The Taleban detained the eight foreign relief workers last week along with 16 local staff members of the Christian relief group Shelter Now. The Taleban has accused them of preaching Christianity among Afghan Muslims.
The relief agency's office in Kabul has been sealed and a school it was running has been closed.
Diplomatic efforts have intensified to secure release of the aid workers. So far Taleban officials have not responded to U.S., Australian, German, and the U.N. requests to visit the detainees, who are being held in religious police custody in Kabul.
The foreigners include two Americans, two Australians and four Germans. The Taleban says it is investigating and the aid workers fate would be determined according to Islamic law.
Antonio Donini senior U.N. official in neighboring Pakistan said, "We have met with Taleban officials in Kabul today and expressed our concern over the arrest of the SNI (Shelter Now International) staff.
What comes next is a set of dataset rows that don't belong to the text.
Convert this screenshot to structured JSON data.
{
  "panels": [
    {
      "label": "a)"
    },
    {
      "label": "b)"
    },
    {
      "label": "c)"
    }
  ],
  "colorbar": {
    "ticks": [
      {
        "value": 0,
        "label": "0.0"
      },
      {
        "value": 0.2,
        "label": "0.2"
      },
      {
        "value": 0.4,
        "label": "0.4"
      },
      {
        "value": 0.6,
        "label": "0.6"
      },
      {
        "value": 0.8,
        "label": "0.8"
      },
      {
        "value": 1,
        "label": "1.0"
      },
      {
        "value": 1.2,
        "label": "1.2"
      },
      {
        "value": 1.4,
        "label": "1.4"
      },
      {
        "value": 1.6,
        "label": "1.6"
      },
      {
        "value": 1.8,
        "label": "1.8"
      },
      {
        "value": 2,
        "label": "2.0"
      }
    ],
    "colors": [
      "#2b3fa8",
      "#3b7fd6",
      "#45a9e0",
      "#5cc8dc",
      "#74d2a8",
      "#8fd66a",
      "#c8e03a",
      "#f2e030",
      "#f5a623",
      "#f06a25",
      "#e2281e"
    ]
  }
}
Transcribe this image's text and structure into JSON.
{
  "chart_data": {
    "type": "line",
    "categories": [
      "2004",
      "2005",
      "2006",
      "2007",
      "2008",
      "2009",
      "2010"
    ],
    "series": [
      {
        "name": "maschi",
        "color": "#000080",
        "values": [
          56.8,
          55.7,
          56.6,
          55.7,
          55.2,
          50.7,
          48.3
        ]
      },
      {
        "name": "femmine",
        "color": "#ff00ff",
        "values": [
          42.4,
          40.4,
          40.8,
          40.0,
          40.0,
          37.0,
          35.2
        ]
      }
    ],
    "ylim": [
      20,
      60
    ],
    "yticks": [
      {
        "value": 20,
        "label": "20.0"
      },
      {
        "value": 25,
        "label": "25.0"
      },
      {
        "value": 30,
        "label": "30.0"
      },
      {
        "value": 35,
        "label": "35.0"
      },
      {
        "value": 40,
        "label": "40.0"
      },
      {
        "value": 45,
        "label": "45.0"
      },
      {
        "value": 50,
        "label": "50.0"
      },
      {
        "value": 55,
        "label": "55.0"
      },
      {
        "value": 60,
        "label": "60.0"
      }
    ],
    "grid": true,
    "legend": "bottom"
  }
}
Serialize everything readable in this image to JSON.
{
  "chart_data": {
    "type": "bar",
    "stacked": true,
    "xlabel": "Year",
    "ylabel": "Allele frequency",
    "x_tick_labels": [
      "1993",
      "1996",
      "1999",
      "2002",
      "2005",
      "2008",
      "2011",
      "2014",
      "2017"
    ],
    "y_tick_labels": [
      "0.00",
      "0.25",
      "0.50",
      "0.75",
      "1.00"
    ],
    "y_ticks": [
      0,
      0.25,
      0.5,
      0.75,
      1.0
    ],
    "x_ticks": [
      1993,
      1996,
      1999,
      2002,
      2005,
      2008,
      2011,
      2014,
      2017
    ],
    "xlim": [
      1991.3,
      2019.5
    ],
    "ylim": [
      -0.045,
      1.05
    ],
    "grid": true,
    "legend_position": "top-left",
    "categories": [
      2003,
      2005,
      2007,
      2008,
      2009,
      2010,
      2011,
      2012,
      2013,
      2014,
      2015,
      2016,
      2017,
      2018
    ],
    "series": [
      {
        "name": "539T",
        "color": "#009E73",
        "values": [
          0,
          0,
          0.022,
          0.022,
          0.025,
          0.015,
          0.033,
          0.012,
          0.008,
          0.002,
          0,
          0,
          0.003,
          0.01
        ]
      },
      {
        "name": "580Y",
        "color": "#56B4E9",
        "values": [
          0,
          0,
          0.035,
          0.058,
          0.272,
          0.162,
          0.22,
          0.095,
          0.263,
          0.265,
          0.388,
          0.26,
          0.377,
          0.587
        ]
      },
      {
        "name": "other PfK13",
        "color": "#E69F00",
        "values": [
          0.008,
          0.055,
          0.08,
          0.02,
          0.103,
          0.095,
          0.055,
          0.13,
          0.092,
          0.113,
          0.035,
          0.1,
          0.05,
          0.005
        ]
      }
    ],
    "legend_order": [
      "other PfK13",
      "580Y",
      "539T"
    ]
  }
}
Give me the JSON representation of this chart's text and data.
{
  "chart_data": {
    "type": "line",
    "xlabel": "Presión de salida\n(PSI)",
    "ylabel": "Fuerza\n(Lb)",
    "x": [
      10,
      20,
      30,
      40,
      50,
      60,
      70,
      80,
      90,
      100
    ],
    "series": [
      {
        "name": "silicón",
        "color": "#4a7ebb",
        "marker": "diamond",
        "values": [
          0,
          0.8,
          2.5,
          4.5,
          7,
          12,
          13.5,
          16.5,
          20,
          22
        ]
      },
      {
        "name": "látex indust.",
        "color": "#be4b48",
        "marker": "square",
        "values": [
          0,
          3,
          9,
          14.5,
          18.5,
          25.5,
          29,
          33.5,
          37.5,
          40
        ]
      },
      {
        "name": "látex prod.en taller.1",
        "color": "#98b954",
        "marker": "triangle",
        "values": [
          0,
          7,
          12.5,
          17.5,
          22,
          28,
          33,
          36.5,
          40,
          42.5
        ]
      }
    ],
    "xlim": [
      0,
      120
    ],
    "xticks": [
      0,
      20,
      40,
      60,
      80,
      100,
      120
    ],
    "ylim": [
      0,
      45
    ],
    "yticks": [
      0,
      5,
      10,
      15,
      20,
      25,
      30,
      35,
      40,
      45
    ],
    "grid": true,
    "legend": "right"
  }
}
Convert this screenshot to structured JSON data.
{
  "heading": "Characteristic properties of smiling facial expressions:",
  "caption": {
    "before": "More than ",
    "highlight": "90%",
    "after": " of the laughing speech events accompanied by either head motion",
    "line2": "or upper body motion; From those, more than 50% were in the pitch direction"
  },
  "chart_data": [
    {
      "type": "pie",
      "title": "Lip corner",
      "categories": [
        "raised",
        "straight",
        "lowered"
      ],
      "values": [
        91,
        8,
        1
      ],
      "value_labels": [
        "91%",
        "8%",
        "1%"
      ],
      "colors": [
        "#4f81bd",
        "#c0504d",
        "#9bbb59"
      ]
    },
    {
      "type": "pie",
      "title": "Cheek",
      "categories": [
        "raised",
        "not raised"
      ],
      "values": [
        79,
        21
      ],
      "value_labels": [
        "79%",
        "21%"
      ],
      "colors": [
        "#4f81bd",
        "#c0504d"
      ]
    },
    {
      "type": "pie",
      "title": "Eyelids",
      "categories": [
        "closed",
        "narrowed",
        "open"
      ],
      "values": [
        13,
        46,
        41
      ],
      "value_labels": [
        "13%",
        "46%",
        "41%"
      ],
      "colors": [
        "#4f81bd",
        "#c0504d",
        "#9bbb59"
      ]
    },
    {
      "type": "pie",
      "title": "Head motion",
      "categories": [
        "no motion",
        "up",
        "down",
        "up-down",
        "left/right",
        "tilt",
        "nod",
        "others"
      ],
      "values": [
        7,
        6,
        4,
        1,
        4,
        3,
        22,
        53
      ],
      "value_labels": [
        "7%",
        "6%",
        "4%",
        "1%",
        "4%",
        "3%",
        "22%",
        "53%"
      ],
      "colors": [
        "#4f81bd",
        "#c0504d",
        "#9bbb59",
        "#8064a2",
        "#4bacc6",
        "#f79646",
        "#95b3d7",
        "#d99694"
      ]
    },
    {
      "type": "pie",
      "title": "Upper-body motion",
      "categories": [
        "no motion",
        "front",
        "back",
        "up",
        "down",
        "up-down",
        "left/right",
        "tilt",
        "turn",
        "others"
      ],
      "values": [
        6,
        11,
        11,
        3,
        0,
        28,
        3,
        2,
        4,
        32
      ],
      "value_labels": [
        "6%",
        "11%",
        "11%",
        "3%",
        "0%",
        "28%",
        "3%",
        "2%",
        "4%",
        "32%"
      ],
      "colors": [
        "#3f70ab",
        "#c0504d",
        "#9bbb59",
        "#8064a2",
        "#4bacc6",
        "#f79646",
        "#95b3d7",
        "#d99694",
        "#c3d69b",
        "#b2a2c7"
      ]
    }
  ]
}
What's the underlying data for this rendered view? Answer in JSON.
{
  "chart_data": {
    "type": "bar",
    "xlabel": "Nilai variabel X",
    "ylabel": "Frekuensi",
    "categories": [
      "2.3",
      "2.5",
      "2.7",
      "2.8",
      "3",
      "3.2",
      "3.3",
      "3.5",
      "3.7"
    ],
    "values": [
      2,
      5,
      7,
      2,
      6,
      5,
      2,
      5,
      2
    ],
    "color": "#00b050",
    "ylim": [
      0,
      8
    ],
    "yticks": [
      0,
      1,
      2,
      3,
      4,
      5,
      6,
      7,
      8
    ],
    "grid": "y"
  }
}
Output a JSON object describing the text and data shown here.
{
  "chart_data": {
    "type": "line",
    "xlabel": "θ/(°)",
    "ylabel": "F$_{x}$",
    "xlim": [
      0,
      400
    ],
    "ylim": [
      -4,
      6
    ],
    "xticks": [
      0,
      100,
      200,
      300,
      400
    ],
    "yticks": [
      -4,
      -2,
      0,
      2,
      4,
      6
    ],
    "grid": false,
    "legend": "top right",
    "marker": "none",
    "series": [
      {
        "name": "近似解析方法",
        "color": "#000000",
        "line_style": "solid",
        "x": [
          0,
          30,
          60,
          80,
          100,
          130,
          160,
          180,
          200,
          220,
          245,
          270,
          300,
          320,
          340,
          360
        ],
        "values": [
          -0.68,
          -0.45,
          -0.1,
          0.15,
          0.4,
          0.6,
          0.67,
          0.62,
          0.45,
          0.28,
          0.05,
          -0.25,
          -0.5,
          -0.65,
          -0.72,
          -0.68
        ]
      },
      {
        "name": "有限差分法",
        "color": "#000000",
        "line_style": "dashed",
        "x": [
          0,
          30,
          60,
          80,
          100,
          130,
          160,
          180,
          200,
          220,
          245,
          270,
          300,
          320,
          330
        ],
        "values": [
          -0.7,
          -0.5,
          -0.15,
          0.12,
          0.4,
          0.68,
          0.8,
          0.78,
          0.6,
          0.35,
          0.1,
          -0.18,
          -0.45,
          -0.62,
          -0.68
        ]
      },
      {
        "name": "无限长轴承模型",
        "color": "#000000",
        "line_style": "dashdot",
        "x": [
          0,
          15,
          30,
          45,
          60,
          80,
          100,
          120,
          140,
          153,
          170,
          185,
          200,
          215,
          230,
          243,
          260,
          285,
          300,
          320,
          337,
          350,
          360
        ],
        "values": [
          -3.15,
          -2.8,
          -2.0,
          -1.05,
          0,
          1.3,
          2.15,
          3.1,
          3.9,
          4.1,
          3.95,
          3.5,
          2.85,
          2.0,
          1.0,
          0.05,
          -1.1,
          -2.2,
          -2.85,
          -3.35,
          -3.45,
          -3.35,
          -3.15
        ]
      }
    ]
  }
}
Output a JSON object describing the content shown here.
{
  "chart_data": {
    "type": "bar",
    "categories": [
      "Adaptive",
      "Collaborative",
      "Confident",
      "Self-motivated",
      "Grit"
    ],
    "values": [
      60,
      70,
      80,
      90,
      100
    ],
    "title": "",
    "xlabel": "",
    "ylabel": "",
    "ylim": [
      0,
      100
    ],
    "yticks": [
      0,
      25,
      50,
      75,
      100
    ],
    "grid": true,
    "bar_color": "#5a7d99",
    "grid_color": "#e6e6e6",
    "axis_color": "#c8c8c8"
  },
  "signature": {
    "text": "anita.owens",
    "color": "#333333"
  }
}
We were given to understand that the case is under review and that it will be completed within a few days," Mr. Donini said. "We also asked whether it will be possible to see the detainees, but we were not given a positive answer."
A senior Taleban leader, Mohammad Salim Haqqani, told a news conference in Kabul there is strong evidence the Western aid workers were involved in preaching Christianity. He showed reporters computer discs containing the story of the life of Christ in local Dari and Pashto languages as part of evidence collected from the aid officials.
The Taleban is known for enforcing a strict version of Islamic laws in Afghanistan. It says any Afghan Muslim converting to Christianity, Judaism or any other religion can expect the death penalty if arrested. Those who are found guilty of selling material about these religions or books criticizing Islam will face five years in prison.